Supongo que incluso para quienes creen a rajatabla en el estatismo: “tendencia que exalta la plenitud del poder del Estado en todos los órdenes”, el estado actual del arte del plurinacional, debe por lo menos incomodarles, si es que no abochornarles completamente. Y es que luego de más de una década de administración según aquella lógica, sus productos no son precisamente para hacerle olas, sino todo lo contrario.
Una de esas facetas consiste en que si asumimos que los estados contemporáneos democráticos tienen como fin –diría yo principal– (aunque admito que para otros será uno entre otros varios), la protección de los derechos humanos de todos sus ciudadanos, resulta que el plurinacional ha fracasado sostenida y demostrablemente. Aún recuerdo con pavor el último informe defensorial presentado al término de la gestión del ex Defensor Villena –inicios del año pasado– cuando daba cuenta que entre el ranking de las instituciones más denunciadas por violaciones de derechos humanos estaban punteando las del sector justicia (Judicatura, Ministerio Público, Policía) cuando su razón de existir radica en proteger los DDHH y no encabezar la lista de quienes los vulneran, así sea a título de denuncia nomás.

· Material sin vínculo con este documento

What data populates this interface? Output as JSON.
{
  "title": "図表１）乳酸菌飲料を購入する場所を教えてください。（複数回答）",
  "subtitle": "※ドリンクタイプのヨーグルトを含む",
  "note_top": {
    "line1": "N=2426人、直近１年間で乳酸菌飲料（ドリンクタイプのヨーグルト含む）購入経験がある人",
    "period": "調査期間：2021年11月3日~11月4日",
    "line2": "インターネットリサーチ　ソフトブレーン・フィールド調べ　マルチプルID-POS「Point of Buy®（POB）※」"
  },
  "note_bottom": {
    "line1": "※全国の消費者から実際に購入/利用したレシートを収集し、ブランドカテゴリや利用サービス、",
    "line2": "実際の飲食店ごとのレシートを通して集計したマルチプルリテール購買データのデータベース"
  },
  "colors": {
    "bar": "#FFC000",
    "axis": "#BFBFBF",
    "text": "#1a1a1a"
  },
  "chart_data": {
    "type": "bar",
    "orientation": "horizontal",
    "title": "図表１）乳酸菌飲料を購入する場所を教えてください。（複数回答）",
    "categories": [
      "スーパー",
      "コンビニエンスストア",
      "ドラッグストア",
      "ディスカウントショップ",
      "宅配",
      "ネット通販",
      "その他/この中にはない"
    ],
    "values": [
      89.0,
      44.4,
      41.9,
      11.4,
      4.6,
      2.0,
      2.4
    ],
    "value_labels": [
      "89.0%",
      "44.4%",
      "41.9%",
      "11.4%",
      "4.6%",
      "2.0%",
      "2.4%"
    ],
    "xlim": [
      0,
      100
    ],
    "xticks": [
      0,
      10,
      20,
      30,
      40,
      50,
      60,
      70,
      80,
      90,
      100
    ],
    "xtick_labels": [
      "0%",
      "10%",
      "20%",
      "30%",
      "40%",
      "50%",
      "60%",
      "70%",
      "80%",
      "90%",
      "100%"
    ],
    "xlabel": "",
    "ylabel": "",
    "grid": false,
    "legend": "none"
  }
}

La reciente actuación del actual Defensor “del pueblo” en el caso del conflicto con los médicos y su acción popular concedida por un tribunal de garantías paceño, patentiza aquella situación, caracterizada a mi juicio por un aparato estatal obeso y una administración deformada. No es que le reclame al “defensor” su iniciativa –discutible desde varias ópticas– en ese caso, empero ese cuestionado funcionario se ha puesto con su acción en la peor de las situaciones que siquiera el sentido común desaconseja, al extremo que en las temibles RRSS se dice que Bolivia es el único país en el que el pueblo le teme a “su defensor”. Por un lado, se ha hecho el harakiri con el resto de la población, pues si bien se podría –tratando de no ser mal pensado– resaltar su buena intención para evitar perjuicios a la población en un tema sumamente álgido como es la atención de su salud, aun así, parece haber terminado pecando por el exceso, pues ahora tiene al país reclamándole y pidiéndole que plantee también acciones similares, ante varias de las huelgas, bloqueos y demás medidas que las minorías eficaces acostumbran realizar, con cualquier motivo. El detalle es que cuando esas medidas “hasta las últimas consecuencias” sean organizadas y/o soliviantadas por el régimen y sus huestes para embromar a sus rivales partidarios, todos olemos que el defensor hará mutis por el foro, con lo que lo que queda de su institución, seguirá haciendo aguas.
Es que la magistratura del Defensor del Pueblo ha sido concebida no para atarle los watos al gobierno que administra el estado, sino para todo lo contrario. Es un órgano contrapoder, que defiende los derechos humanos precisamente confrontándoselos al gobierno de turno y, aunque suene exagerado, debiera hacerle la vida a cuadritos al poder, más aún cuando como aquí ocurre, el régimen no puede con su carácter y esencia, autoritaria por donde se la vea.
Penoso es, entonces, que la absoluta concentración de poder en garras de su jefazo y Cia. haya terminado deformando a su mismísimo sacrosanto estado y a sus “instituciones” al extremo que la mórbida obesidad estatal no le permite ya cumplir sus elementales funciones para con sus ciudadanos, que debieran ser la razón de su existencia. Un harakiri institucional cuyas principales víctimas no son los “burrocratas”, sino los ciudadanos, es decir, nosotros. Por eso: “El estado de derecho es el antídoto contra la anarquía de los de abajo y el despotismo de los de arriba”. Jorge Lazarte.